Oh ya, nama panggilan saya Lia, kenalkan. 😊. Di rumah, di Jawa, saya dipanggil Lia. Sejak kembali ke Kalimantan dan bersekolah SLTP, teman-teman sepakat memanggil saya dengan nama depan, Nurin. Betapa merepotkan karena pemilik nama Lia ada belasan. Teman-teman saya benar dengan prediksinya, di masa depan, sampai saat ini, tidak banyak pemilik nama Nurin, apalagi yang persis sama dengan nama lengkap saya, sehingga nama saya mudah diingat karena keunikannya. 😄.

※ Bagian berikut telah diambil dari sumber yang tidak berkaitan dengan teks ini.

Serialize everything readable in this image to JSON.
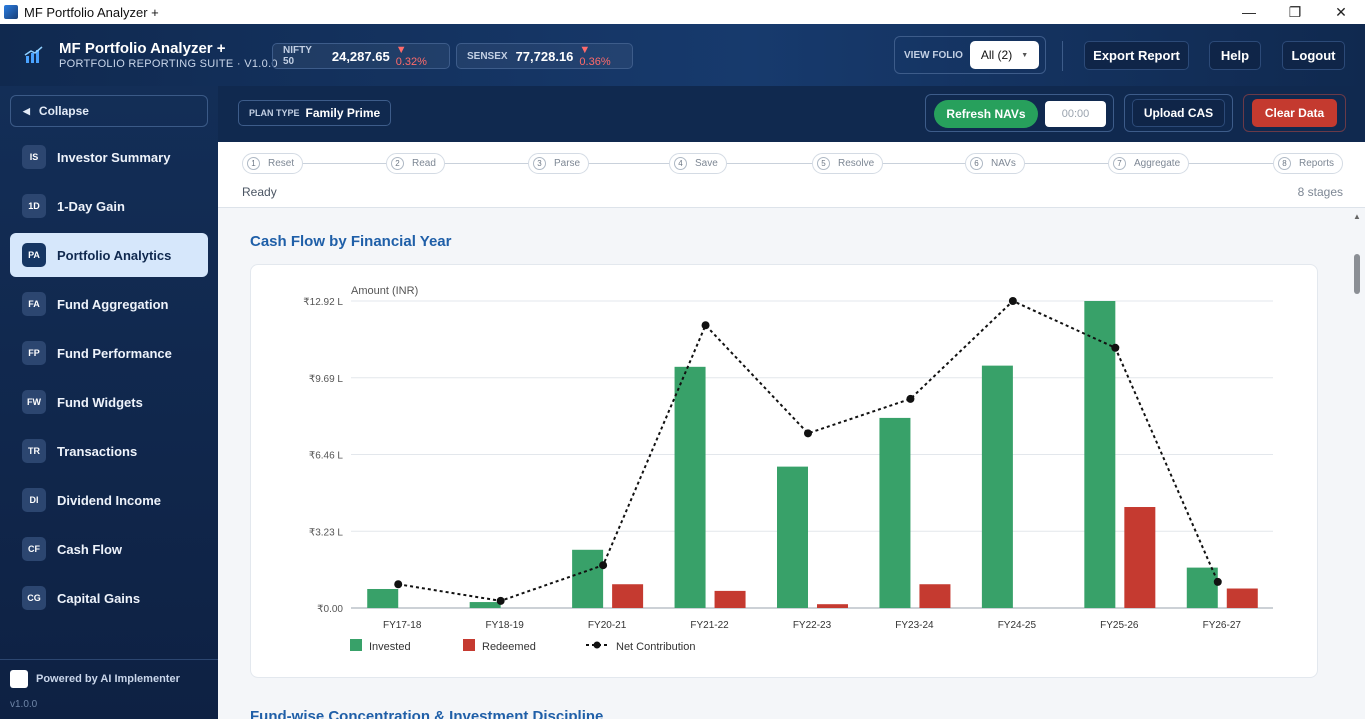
{
  "window": {
    "title": "MF Portfolio Analyzer +",
    "controls": [
      "—",
      "❐",
      "✕"
    ]
  },
  "header": {
    "brand_title": "MF Portfolio Analyzer +",
    "brand_subtitle": "PORTFOLIO REPORTING SUITE · V1.0.0",
    "tickers": [
      {
        "name": "NIFTY 50",
        "value": "24,287.65",
        "change": "▼ 0.32%"
      },
      {
        "name": "SENSEX",
        "value": "77,728.16",
        "change": "▼ 0.36%"
      }
    ],
    "folio_label": "VIEW FOLIO",
    "folio_value": "All (2)",
    "export_label": "Export Report",
    "help_label": "Help",
    "logout_label": "Logout"
  },
  "sidebar": {
    "collapse_label": "Collapse",
    "items": [
      {
        "badge": "IS",
        "label": "Investor Summary",
        "active": false
      },
      {
        "badge": "1D",
        "label": "1-Day Gain",
        "active": false
      },
      {
        "badge": "PA",
        "label": "Portfolio Analytics",
        "active": true
      },
      {
        "badge": "FA",
        "label": "Fund Aggregation",
        "active": false
      },
      {
        "badge": "FP",
        "label": "Fund Performance",
        "active": false
      },
      {
        "badge": "FW",
        "label": "Fund Widgets",
        "active": false
      },
      {
        "badge": "TR",
        "label": "Transactions",
        "active": false
      },
      {
        "badge": "DI",
        "label": "Dividend Income",
        "active": false
      },
      {
        "badge": "CF",
        "label": "Cash Flow",
        "active": false
      },
      {
        "badge": "CG",
        "label": "Capital Gains",
        "active": false
      }
    ],
    "powered_by": "Powered by AI Implementer",
    "version": "v1.0.0"
  },
  "toolbar": {
    "plan_label": "PLAN TYPE",
    "plan_value": "Family Prime",
    "refresh_label": "Refresh NAVs",
    "timer_value": "00:00",
    "upload_label": "Upload CAS",
    "clear_label": "Clear Data"
  },
  "pipeline": {
    "stages": [
      {
        "num": "1",
        "label": "Reset"
      },
      {
        "num": "2",
        "label": "Read"
      },
      {
        "num": "3",
        "label": "Parse"
      },
      {
        "num": "4",
        "label": "Save"
      },
      {
        "num": "5",
        "label": "Resolve"
      },
      {
        "num": "6",
        "label": "NAVs"
      },
      {
        "num": "7",
        "label": "Aggregate"
      },
      {
        "num": "8",
        "label": "Reports"
      }
    ],
    "status": "Ready",
    "stage_count": "8 stages"
  },
  "main": {
    "section_title": "Cash Flow by Financial Year",
    "next_section_title": "Fund-wise Concentration & Investment Discipline"
  },
  "chart_data": {
    "type": "bar",
    "title": "Cash Flow by Financial Year",
    "ylabel": "Amount (INR)",
    "categories": [
      "FY17-18",
      "FY18-19",
      "FY20-21",
      "FY21-22",
      "FY22-23",
      "FY23-24",
      "FY24-25",
      "FY25-26",
      "FY26-27"
    ],
    "y_ticks": [
      "₹0.00",
      "₹3.23 L",
      "₹6.46 L",
      "₹9.69 L",
      "₹12.92 L"
    ],
    "y_tick_values": [
      0,
      3.23,
      6.46,
      9.69,
      12.92
    ],
    "ylim": [
      0,
      12.92
    ],
    "unit": "L",
    "series": [
      {
        "name": "Invested",
        "type": "bar",
        "color": "#38a169",
        "values": [
          0.8,
          0.25,
          2.45,
          10.15,
          5.95,
          8.0,
          10.2,
          12.92,
          1.7
        ]
      },
      {
        "name": "Redeemed",
        "type": "bar",
        "color": "#c53a30",
        "values": [
          0.0,
          0.0,
          1.0,
          0.72,
          0.16,
          1.0,
          0.0,
          4.25,
          0.82
        ]
      },
      {
        "name": "Net Contribution",
        "type": "line",
        "style": "dotted",
        "color": "#111111",
        "values": [
          1.0,
          0.3,
          1.8,
          11.9,
          7.35,
          8.8,
          12.92,
          10.95,
          1.1
        ]
      }
    ],
    "grid": true,
    "legend_position": "bottom-left"
  },
  "colors": {
    "header_bg": "#10294f",
    "accent": "#1f5fa8",
    "refresh": "#27a05c",
    "clear": "#c43a2f",
    "active_nav": "#d6e7fb"
  }
}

Abah sepertinya tahu hari idaman yang saya tunggu-tunggu adalah hari di mana surat dari Bapak-Ibu saya datang. Dan ya, itu memang benar. Wajah teduh Abah saat membawakan surat terpatri dalam dalam benak ingatan. Momen berharga yang akan selalu terkenang. Dulu, alat komunikasi yang masih sangat diandalkan adalah surat menyurat. Saya selalu menunggu surat balasan saya datang. Saya bisa bercerita apa saja di dalam surat, menggantikan momen bercerita yang saya lewatkan setiap harinya, jauh dari orang tua, menciptakan kedekatan emosi dan perasaan.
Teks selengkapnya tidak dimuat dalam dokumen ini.